Dans le monde

Égypte : al-Sissi veut renforcer sa dictature

L’assassinat en Libye, par l’organisation État islamiste, de 21 travailleurs égyptiens coptes a donné l’occasion au maréchal-président al-Sissi de jouer devant les médias au défenseur des droits de l’homme, en tout cas du « droit » des Égyptiens sans travail à s’exiler quelques centaines de kilomètres à l’ouest de leurs frontières pour gagner leur subsistance et celle de leur famille.

Après avoir envoyé les F-16 bombarder les positions djihadistes – les Rafale de Dassault ne sont pas encore livrés – al Sissi en a appelé à une résolution de l’ONU donnant mandat à la coalition impérialiste pour des bombardements en Libye, avant de se rétracter.

Dans le même temps, au Caire, se tenait un procès, un de plus, contre les militants opposants à son régime. Le militant de gauche et blogueur Alaa Abdel-Fatah y a été condamné, le 23 février en appel, à cinq ans de prison, après avoir écopé en juin dernier, par contumace, de quinze ans pour participation à un « rassemblement illégal ». Il avait alors été arrêté chez lui par la police après avoir participé en novembre 2013 à un rassemblement dénonçant un projet de loi flambant neuf d’al-Sissi revenant à interdire toute manifestation. 24 autres manifestants ont été condamnés, eux, à des peines allant de trois à quinze ans de prison.

Les procès se multiplient

Deux semaines plus tôt, le 4 février, un autre militant de gauche, Ahmed Douma, avait été condamné à la prison à vie pour s’être opposé au régime dirigé par al-Sissi depuis le coup d’État de juillet 2013. Il faut noter que, quelques mois plus tôt, alors que Morsi était encore président en titre, Ahmed Douma avait été condamné à six mois de prison pour avoir qualifié ce dernier de criminel et assassin… Au cours du procès du 4 février, 229 autres accusés ont écopé de peines d’emprisonnement, dont 39 jeunes, mineurs, qui sont jetés en prison pour dix ans. Tous étaient accusés d’avoir participé à des affrontements devant le siège du gouvernement en… novembre 2011.

Indépendamment de ces procès médiatisés, des centaines d’opposants de gauche sont la cible de la répression des militaires au pouvoir.

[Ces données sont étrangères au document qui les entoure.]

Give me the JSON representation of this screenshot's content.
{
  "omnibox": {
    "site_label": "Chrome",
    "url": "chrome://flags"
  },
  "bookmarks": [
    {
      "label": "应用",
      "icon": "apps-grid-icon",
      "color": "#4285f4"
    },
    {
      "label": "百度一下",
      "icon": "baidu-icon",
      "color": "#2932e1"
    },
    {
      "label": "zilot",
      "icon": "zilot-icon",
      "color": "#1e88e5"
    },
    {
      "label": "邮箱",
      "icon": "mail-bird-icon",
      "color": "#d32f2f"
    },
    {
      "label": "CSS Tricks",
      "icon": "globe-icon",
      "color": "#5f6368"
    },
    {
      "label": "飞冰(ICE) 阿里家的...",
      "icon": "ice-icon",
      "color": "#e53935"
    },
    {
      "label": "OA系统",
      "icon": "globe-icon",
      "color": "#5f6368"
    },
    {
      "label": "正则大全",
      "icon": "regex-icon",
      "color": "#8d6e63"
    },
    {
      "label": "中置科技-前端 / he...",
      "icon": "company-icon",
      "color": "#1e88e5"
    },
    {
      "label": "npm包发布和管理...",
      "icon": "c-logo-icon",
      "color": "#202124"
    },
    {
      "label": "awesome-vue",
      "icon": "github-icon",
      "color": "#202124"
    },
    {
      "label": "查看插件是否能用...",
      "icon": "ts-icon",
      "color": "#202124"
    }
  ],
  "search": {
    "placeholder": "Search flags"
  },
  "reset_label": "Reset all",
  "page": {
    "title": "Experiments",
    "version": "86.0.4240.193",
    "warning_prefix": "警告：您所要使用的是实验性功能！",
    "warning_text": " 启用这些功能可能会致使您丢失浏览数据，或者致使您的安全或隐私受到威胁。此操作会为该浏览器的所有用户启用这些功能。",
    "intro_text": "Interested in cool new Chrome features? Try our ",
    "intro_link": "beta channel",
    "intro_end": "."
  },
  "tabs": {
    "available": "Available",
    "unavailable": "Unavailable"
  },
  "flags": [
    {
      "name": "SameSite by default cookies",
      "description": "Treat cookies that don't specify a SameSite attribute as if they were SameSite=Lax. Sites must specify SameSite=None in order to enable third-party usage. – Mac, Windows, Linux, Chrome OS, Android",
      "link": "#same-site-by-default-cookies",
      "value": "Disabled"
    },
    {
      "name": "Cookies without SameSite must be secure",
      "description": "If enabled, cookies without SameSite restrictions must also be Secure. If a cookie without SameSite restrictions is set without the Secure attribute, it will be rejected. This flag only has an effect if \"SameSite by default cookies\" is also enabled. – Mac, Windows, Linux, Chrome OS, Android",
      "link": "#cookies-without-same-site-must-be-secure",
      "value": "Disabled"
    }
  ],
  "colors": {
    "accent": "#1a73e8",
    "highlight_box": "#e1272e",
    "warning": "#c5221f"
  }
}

Dirigée contre tous ceux qui critiquent le régime, en particulier ceux qui espéraient en avoir fini avec Moubarak, puis Morsi, et aspiraient à voir les revendications populaires de début 2011 satisfaites, la répression policière qualifie tout manifestant, tout contestataire, de Frère musulman, et, à ce titre, lui fait subir coups, arrestation ou fusillade.

Mettant à profit l’émotion suscitée par les assassinats en Libye, al-Sissi vient de publier par décret une nouvelle loi antiterroriste qui lui permettra d’interdire purement et simplement tout groupe ou parti qui menacerait « l’unité nationale » ou troublerait « l’ordre public ». Le procureur général pourra demander à un tribunal criminel de qualifier tout suspect de terroriste et de le juger immédiatement. C’est une arme de plus aux mains de la dictature contre tous ceux qui la contestent, l’ont contestée ou la contesteront.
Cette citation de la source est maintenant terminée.